Au commencement du jazz est l'altération. Tout semble en effet faussé tant dans son histoire - musique du peuple noir dans une Amérique blanche, le jazz ne verra-t-il pas son premier disque gravé, en 1917, par une formation de musiciens blancs ? - que dans son expression musicale, avec ses fausses notes, ses faux départs, sa fausse africanité, ses fausses répétitions rythmiques…, ou qu'en référence à la tradition, puisqu'autant que l'œuvre, c'est la vie qui devient l'objet d'une exécution et que le jazz affiche une étonnante capacité de remise en cause. Cela, pourtant, n'a pas empêché la plupart des commentateurs de souligner l'authenticité ethnique du jazz. Un tel paradoxe, notamment, aurait dû susciter l'intérêt de maints ethnologues ou ethnomusicologues.
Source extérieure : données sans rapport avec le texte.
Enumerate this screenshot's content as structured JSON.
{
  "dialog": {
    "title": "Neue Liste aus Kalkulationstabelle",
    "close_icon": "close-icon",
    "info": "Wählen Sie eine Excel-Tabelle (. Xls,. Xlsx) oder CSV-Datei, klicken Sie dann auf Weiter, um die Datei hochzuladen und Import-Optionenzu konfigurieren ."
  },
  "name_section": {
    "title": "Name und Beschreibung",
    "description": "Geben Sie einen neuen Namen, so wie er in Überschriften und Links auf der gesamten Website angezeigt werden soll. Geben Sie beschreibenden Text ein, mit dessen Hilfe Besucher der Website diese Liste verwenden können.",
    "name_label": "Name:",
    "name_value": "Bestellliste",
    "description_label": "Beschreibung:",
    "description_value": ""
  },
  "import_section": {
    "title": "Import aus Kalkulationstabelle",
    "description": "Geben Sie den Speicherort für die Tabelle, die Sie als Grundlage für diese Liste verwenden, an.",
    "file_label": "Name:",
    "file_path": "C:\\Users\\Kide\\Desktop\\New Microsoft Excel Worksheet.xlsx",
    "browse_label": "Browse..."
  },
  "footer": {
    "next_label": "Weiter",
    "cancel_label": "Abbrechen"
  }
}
Mais si aussi peu de travaux anthropologiques ont été consacrés au jazz, c'est sans doute qu'il existe, outre un problème de méthode et de construction de l'objet lui-même, quelque chose de l'ordre de l'afición, qui résiste à toute étude. Ceci expliquerait par ailleurs que sa transmission se soit longtemps opérée sur le seul mode de la tradition orale.
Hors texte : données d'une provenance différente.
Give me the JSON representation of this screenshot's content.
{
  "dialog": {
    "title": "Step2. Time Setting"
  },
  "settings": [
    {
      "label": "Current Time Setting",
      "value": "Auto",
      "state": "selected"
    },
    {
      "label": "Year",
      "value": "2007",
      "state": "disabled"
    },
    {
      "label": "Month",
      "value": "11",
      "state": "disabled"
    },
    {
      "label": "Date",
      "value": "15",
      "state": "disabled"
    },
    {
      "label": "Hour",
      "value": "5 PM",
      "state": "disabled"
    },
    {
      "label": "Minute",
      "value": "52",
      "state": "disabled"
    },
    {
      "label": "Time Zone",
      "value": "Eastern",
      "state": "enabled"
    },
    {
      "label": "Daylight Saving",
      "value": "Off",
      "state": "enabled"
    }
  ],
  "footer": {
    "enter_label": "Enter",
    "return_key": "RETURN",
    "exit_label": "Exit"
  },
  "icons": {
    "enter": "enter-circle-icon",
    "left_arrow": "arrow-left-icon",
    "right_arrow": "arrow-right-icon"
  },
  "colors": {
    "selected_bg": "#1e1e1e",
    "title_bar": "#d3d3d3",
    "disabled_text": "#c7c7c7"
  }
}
Le jazz semble en continuelle situation d'anachronisme, ce qu'accentue le disque. En effet, celui-ci autorise une réactualisation de l'exécution, une réversibilité du temps, laquelle est au fondement même de l'œuvre de jazz. Mais ce que le disque permet de répéter indéfiniment ne se reproduira sans doute plus. De même, la transcription d'un morceau ne rendra jamais compte, par exemple, du swing qui a fonctionné sur l'instant. Enfin, l'histoire du jazz, considérée comme celle de ses enregistrements, est elle-même toujours en train de se faire : l'invention du laser, notamment, a permis l'édition de prises de sons délaissées ; le traitement numérique, de faire ressortir des éléments insoupçonnés3. Quant à la succession des courants, elle consisterait essentiellement en des reprises, des ressourcements, dans une perpétuelle invention de la tradition. Un état d'instabilité permanent donc qui a priori se prête peu à l'approche anthropologique.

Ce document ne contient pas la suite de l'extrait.